Strage Capaci, Napolitano: Sacrificio Falcone sia stimolo a resistere

Roma, 23 mag. (laPresse) - "In occasione dell'annuale convegno che la Fondazione intitolata a Giovanni e Francesca Falcone organizza in collaborazione con il Ministero dell'Istruzione, mi è gradito far giungere il mio saluto a lei, gentile Presidente, e a tutti i partecipanti. La premiazione dei lavori predisposti dagli studenti al termine di un percorso di educazione alla legalità perpetua il ricordo del sacrificio di Giovanni Falcone, di sua moglie Francesca Morvillo e degli agenti addetti alla sicurezza Antonio Montinaro, Rocco Dicillo e Vito Schifani, che ventidue anni fa persero la vita nel barbaro agguato di Capaci". Così il presidente della Repubblica, Giorgio Napolitano in una lettera che ha inviato al presidente della fondazione Giovanni e Francesca Falcone, Maria Falcone.

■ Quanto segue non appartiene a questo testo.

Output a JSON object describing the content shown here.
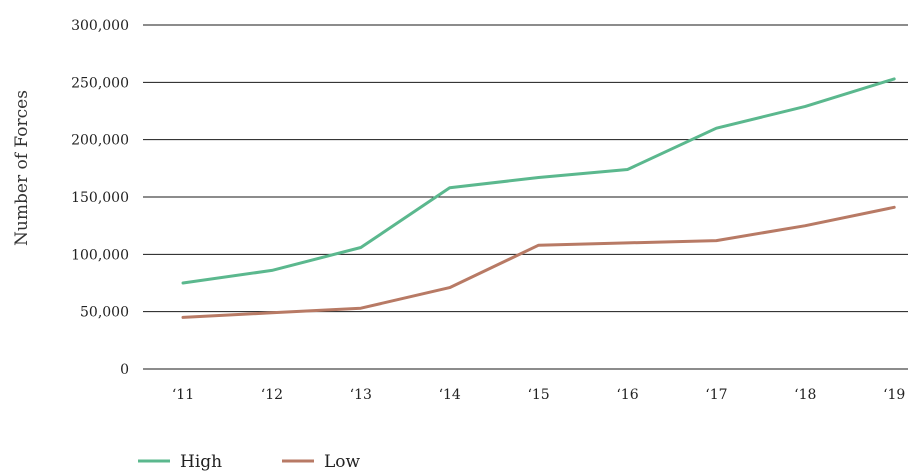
{
  "chart_data": {
    "type": "line",
    "categories": [
      "‘11",
      "‘12",
      "‘13",
      "‘14",
      "‘15",
      "‘16",
      "‘17",
      "‘18",
      "‘19"
    ],
    "series": [
      {
        "name": "High",
        "color": "#5bb88e",
        "values": [
          75000,
          86000,
          106000,
          158000,
          167000,
          174000,
          210000,
          229000,
          253000
        ]
      },
      {
        "name": "Low",
        "color": "#b87a65",
        "values": [
          45000,
          49000,
          53000,
          71000,
          108000,
          110000,
          112000,
          125000,
          141000
        ]
      }
    ],
    "y_ticks": [
      "0",
      "50,000",
      "100,000",
      "150,000",
      "200,000",
      "250,000",
      "300,000"
    ],
    "y_tick_values": [
      0,
      50000,
      100000,
      150000,
      200000,
      250000,
      300000
    ],
    "ylim": [
      0,
      300000
    ],
    "ylabel": "Number of Forces",
    "xlabel": "",
    "title": "",
    "grid": true,
    "legend_position": "bottom-left"
  }
}
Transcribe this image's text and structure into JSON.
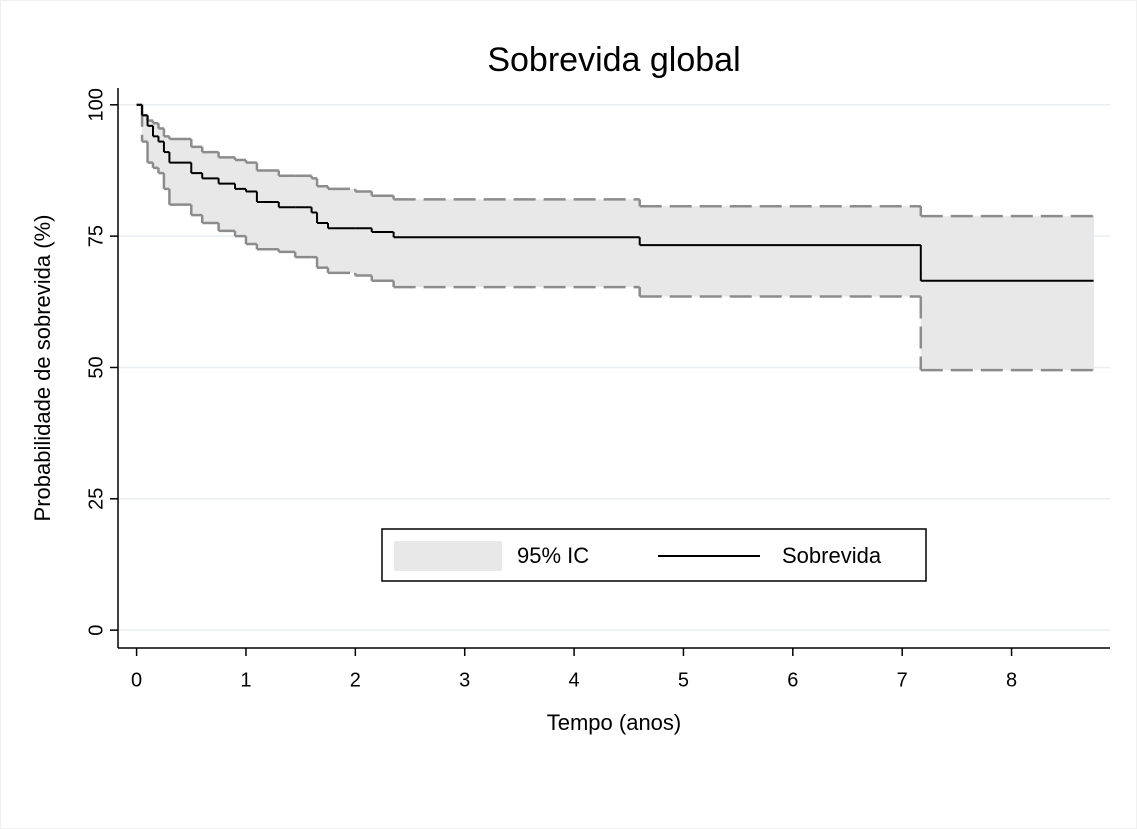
{
  "chart_data": {
    "type": "step",
    "title": "Sobrevida global",
    "x_label": "Tempo (anos)",
    "y_label": "Probabilidade de sobrevida (%)",
    "x": [
      0,
      0.05,
      0.1,
      0.15,
      0.2,
      0.25,
      0.3,
      0.5,
      0.6,
      0.75,
      0.9,
      1.0,
      1.1,
      1.3,
      1.45,
      1.6,
      1.65,
      1.75,
      2.0,
      2.15,
      2.35,
      4.6,
      7.17,
      8.75
    ],
    "series": [
      {
        "name": "Sobrevida",
        "color": "#000000",
        "values": [
          100,
          98,
          96,
          94,
          93,
          91,
          89,
          87,
          86,
          85,
          84,
          83.5,
          81.5,
          80.5,
          80.5,
          79.5,
          77.5,
          76.5,
          76.5,
          75.8,
          74.8,
          73.3,
          66.5,
          66.5
        ]
      }
    ],
    "band": {
      "name": "95% IC",
      "color": "#e8e8e8",
      "line_color": "#8c8c8c",
      "lower": [
        100,
        93,
        89,
        88,
        87,
        84,
        81,
        79,
        77.5,
        76,
        75,
        73.5,
        72.5,
        72,
        71,
        71,
        69,
        68,
        67.5,
        66.5,
        65.3,
        63.5,
        49.5,
        49.5
      ],
      "upper": [
        100,
        98,
        97,
        96.5,
        95.5,
        94,
        93.5,
        92,
        91,
        90,
        89.5,
        89,
        87.5,
        86.5,
        86.5,
        86,
        84.5,
        84,
        83.5,
        82.7,
        82,
        80.7,
        78.8,
        78.8
      ]
    },
    "xlim": [
      -0.17,
      8.9
    ],
    "xticks": [
      0,
      1,
      2,
      3,
      4,
      5,
      6,
      7,
      8
    ],
    "ylim": [
      -3.4,
      103.2
    ],
    "yticks": [
      0,
      25,
      50,
      75,
      100
    ],
    "grid": true,
    "legend_position": "bottom"
  }
}
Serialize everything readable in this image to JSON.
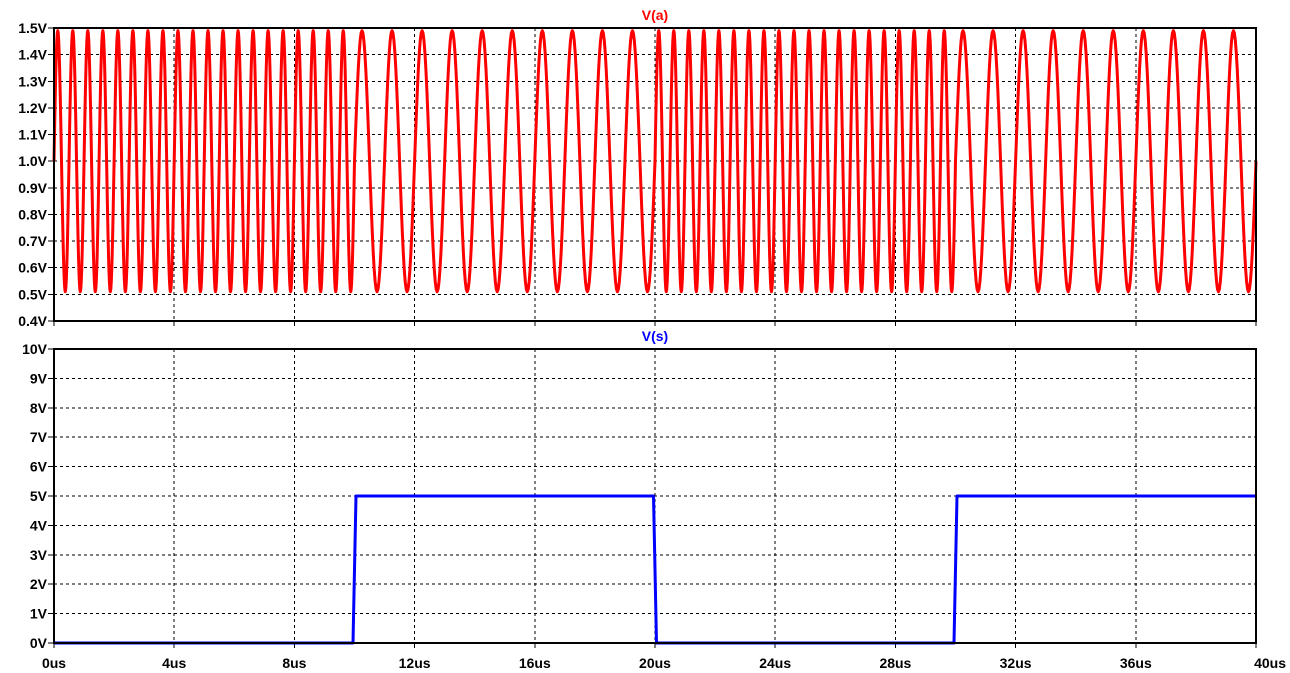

"Il tema della penetrazione delle associazioni criminali nel mondo degli affari e dell'imprenditoria - scrive il capo dello Stato - oggetto dei progetti didattici sviluppati quest'anno nelle scuole, è di spiccata attualità. Si tratta infatti di un fenomeno particolarmente preoccupante per la sua diffusione e per l'incidenza sulle attività produttive e, più in generale, sull'economia nazionale".

"Per contrastare tale pervasiva presenza e fuorviante influenza - prosegue - è indispensabile il coinvolgimento delle forze sane della società e, in specie, delle giovani generazioni affinchè acquisiscano piena consapevolezza dell'assoluta necessità di contrastare ogni forma di condizionamento, di subdola insinuazione e di aperta sopraffazione criminale". "L'esempio di dirittura morale e di impegno coraggioso - si legge ancora - fino all'estremo sacrificio di Giovanni Falcone è stato e continua a essere fondamentale stimolo a resistere alle intimidazioni della mafia e a diffondere una rinnovata fiducia nello stato di diritto". "Con questo spirito - conclude - sono vicino a lei, gentile signora, e a tutti i famigliari, rinnovando i sentimenti di gratitudine e di solidarietà di tutti gli italiani".